Case e: Comparing P-value and Significance Level

Given that P-value = 0.039 and \(\alpha\) = 0.01. Since 0.039 is greater than 0.01, we fail to reject the null hypothesis \(H_{0}\).

Case f: Comparing P-value and Significance Level

Given that P-value = 0.218 and \(\alpha\) = 0.1. Since 0.218 is greater than 0.1, we fail to reject the null hypothesis \(H_{0}\).

Key concepts

Understanding the P-Value

The p-value is a crucial concept in hypothesis testing. It helps us make decisions about the null hypothesis. So, what exactly is a p-value? To put it simply, the p-value indicates the probability of obtaining test results at least as extreme as the observed data, assuming that the null hypothesis is true.
For example, if we have a p-value of 0.084, it means there is an 8.4% chance of observing data as extreme as what we have if the null hypothesis \(H_0\) is true.

• A small p-value (typically ≤ 0.05) suggests that the observed data is unlikely under the null hypothesis, leading us to consider rejecting \(H_0\).
• A large p-value (> 0.05) suggests that the observed data is consistent with the null hypothesis, meaning we fail to reject \(H_0\).

Significance Level Explored

The significance level, often denoted as \( \alpha \), is a threshold researchers set for determining whether the p-value is small enough to reject the null hypothesis.

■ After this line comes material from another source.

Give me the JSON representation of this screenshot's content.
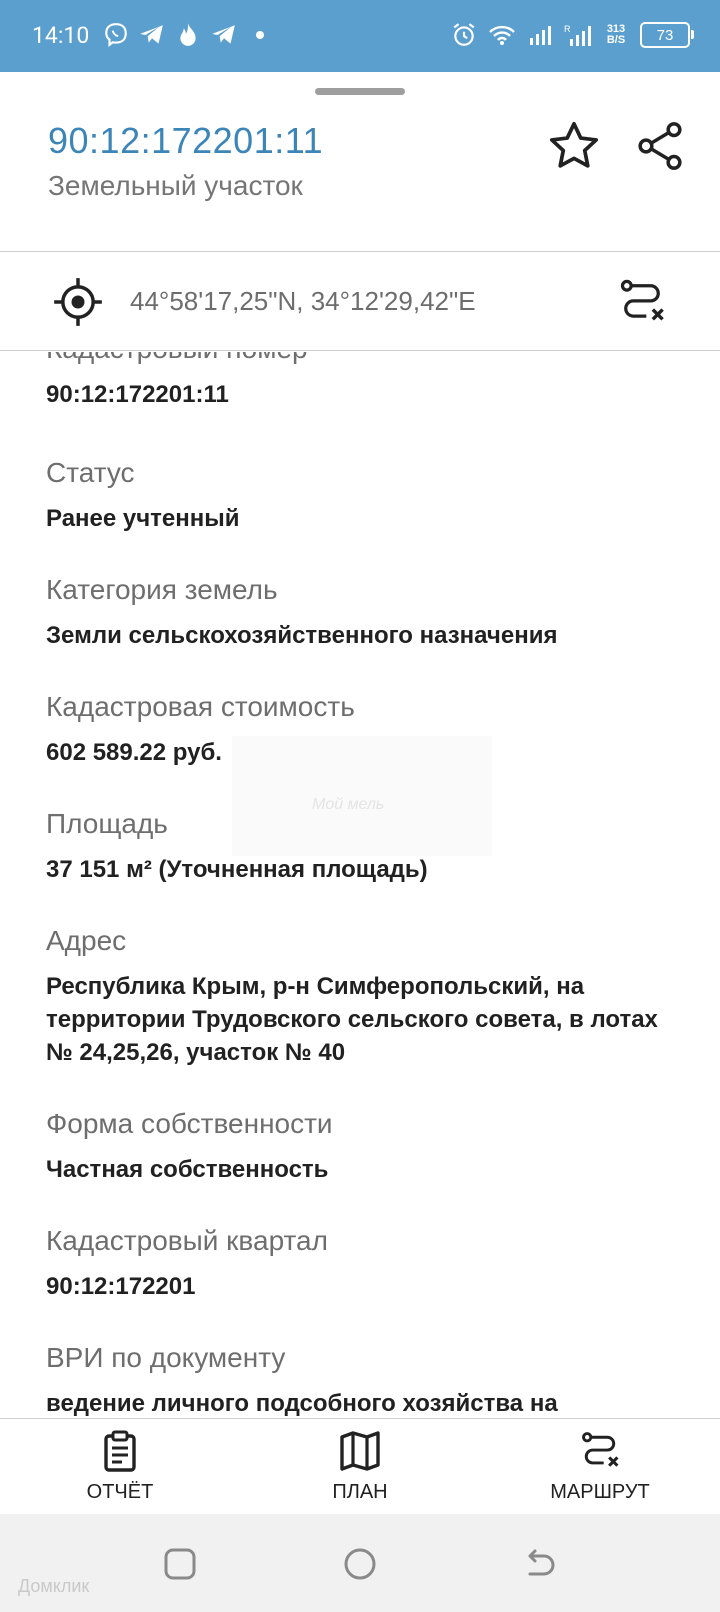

It's the risk level one is willing to take to reject \(H_0\) when it is actually true. Typically, common values for \( \alpha \) are 0.05, 0.01, or 0.10.
This means that:

• An \( \alpha\) of 0.05 indicates a 5% risk of incorrectly rejecting the null hypothesis.
• If our p-value is less than \( \alpha \), it suggests strong evidence against \(H_0\), so we reject it.
• If our p-value is greater than \( \alpha \), we do not have sufficient evidence to reject \(H_0\), so we fail to reject it.

The choice of \( \alpha\) depends on the field of study or specific experimental conditions. For high-stakes decisions, like drug approvals, researchers may choose a very low \( \alpha\), such as 0.01, to minimize the risk of incorrect rejection of \(H_0\).

The Role of the Null Hypothesis

The null hypothesis, denoted as \(H_0\), is the starting assumption for any hypothesis test. It often represents a position of no effect or no difference. For instance, if you're testing whether a new drug is effective, \(H_0\) might state that the drug has no effect.

In hypothesis testing, our goal is typically to see if we have enough evidence to reject \(H_0\) in favor of an alternative hypothesis \(H_1\), which represents an effect or difference. But we need substantial evidence to make such a decision.

• We always assume \(H_0\) is true until evidence suggests otherwise.
• The p-value shows how compatible your data is with \(H_0\).
• Failing to reject \(H_0\) doesn't prove \(H_0\) is true; it only shows that we lack strong evidence against it given our data.

It's important to remember that not rejecting \(H_0\) because of a higher p-value might simply mean we need more data or a different testing setup to make definitive conclusions.